Core machinery orders -- a key indicator of capital spending -- posted their biggest drop in more than four years in February, the government said.

TOKYO (AP) -- Japanese core machinery orders -- a key indicator of capital spending -- posted their biggest drop in more than four years in February, the government said.
 
Core orders, which exclude often volatile orders from electric power companies and those for ships, fell 12.7 percent in February from the previous month, the Cabinet Office said. That was the worst performance since a 13.6 percent decrease in November 2003.
 
Core orders are considered a key yardstick of business investment in the future.

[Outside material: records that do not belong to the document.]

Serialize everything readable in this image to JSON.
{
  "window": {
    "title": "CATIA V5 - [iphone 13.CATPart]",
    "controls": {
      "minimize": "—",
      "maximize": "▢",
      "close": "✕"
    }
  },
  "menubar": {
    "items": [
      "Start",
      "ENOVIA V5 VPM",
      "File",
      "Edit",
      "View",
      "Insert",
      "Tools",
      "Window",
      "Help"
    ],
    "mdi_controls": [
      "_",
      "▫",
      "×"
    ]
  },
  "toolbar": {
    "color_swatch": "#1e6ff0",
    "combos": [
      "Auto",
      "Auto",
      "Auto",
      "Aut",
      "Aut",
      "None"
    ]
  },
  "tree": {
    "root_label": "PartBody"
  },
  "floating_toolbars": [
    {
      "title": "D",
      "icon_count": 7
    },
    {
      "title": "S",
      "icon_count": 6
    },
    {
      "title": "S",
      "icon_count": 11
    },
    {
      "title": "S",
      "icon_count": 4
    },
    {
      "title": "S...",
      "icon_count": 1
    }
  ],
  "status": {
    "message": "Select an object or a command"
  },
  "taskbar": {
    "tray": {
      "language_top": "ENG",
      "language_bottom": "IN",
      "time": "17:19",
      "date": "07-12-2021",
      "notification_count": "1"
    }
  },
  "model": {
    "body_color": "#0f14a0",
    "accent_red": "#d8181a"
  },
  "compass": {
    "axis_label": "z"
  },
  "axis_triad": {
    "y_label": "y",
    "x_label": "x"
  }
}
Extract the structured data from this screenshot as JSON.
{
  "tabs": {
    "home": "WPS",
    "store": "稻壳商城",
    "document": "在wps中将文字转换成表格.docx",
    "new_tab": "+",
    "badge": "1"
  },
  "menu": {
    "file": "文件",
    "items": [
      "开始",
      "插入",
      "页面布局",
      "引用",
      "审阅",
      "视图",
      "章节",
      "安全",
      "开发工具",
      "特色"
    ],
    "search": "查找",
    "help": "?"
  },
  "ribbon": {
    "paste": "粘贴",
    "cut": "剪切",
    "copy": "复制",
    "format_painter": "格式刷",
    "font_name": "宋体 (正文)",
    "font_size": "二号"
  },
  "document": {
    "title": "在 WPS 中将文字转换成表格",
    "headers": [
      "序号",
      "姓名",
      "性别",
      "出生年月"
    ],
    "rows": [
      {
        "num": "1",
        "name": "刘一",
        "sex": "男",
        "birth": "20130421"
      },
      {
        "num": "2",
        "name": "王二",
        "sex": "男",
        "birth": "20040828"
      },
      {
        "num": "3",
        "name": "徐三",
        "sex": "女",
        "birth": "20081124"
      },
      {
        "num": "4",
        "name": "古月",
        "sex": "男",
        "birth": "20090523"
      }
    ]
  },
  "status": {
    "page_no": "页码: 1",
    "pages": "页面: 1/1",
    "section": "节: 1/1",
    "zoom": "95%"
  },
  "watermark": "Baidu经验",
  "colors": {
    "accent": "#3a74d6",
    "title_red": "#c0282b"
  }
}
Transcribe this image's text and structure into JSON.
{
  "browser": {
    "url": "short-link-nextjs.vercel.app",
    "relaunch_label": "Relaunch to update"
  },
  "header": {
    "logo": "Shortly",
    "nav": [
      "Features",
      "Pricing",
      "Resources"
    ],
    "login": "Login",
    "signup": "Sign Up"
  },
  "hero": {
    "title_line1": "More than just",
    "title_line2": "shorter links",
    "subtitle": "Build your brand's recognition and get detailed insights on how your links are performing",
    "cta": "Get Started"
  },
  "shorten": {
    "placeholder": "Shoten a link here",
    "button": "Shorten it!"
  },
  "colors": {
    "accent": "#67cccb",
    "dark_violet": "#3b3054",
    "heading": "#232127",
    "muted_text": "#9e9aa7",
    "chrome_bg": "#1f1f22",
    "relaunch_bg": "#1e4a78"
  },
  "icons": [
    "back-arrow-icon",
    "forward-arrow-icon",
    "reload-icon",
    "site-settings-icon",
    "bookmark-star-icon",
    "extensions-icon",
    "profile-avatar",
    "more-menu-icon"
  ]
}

Their decline bodes ill for the country's economy because it has long depended on exports and manufacturers' investment for growth.
 
February's fall was slightly smaller than an estimate of a 13.9 percent decline from the previous month by economists surveyed by Dow Jones Newswires.
 
The drop is a typical pullback that follows unusual strength in the previous month, analysts and the Cabinet Office said. In January, core orders surged 19.6 percent, the biggest rise in seven years.
 
Compared with a year earlier and without seasonal adjustments, core orders rose 2.4 percent in February, data from the Cabinet Office showed.
 
Other data released Friday showed Japan's March bank lending rose at the fastest rate in about a year, while the current-account surplus posted its second straight month of gains in February.
 
Analysts maintain that Japan's export-driven economy will continue to slow, dogged by sliding U.S. demand for Japanese products and growth-hobbling increases in global energy costs.
 
''Japan's economy no doubt is decelerating,'' said Toshihiro Nagahama, a senior economist at Dai-Ichi Life Research Institute.